Single by D-Block Europe and Clavish

from the album DBE World
- Released: 29 June 2023
- Length: 2:54
- Label: D-Block; EGA; UMG;
- Songwriters: Adam Williams; Ricky Banton; Cian Wright; Obi Ebele; Uche Ebele;
- Producer: Da Beatfreakz

D-Block Europe singles chronology
| "Side Effects" (2023) | "Pakistan" (2023) | "Potential" (2023) |

Clavish singles chronology
| "100mph Freestyle x3" (2023) | "Pakistan" (2023) | "Click Of My Fingers" (2023) |

Music video
- "Pakistan" on YouTube

= Pakistan (D-Block Europe song) =

"Pakistan" is a song by British hip-hop collective D-Block Europe featuring British rapper Clavish. It was released on 29 June 2023, as the second single from D-Block Europe's sixth mixtape DBE World. The song was produced by Da Beatfreakz.

==Background==
The track was first teased by Young Adz through Instagram live in 2020 prior to the official release. The original song was solely Young Adz, however, the official release sees an addition of Dirtbike LB and Clavish.

==Critical reception==
Critics noted that "Pakistan" has an "energetic and infectious beat" with a "catchy hook." It's also noted that Clavish's verse is "smoothly executed."

==Music video==
The official music video was released alongside the audio.
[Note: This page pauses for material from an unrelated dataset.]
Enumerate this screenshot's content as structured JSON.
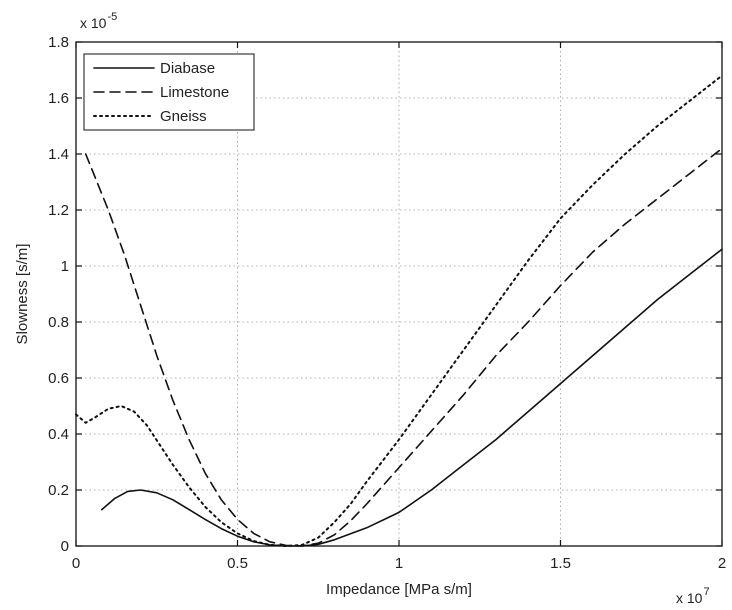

It was filmed in Stratford, East London in Westfield after Young Adz requested fans to come to the location. The video featured several Pakistan flags alongside Clavish in an abandoned area.

==Personnel==
Credits and personnel adapted from Tidal.

Musicians
- Adam "Young Adz" Williams – lead artist, songwriter, composer
- Ricky "Dirtbike LB" Banton – lead artist, songwriter, composer
- Cian "Clavish" Wright – lead artist, songwriter, composer

Technical
- Prince Galalie – mastering engineer
- Prince Galalie – mixing engineer
- IBØ – mixing engineer

==Charts==

Chart performance for "Pakistan"
| Chart (2023) | Peak position |
|---|---|
| Ireland (IRMA) | 34 |
| UK Singles (Official Charts) | 8 |
| UK Hip Hop/R&B (Official Charts) | 3 |

==Certifications==

Certifications for "Pakistan"
| Region | Certification | Certified units/sales |
| United Kingdom (BPI) | Gold | 400,000^{‡} |
^{‡} Sales+streaming figures based on certification alone.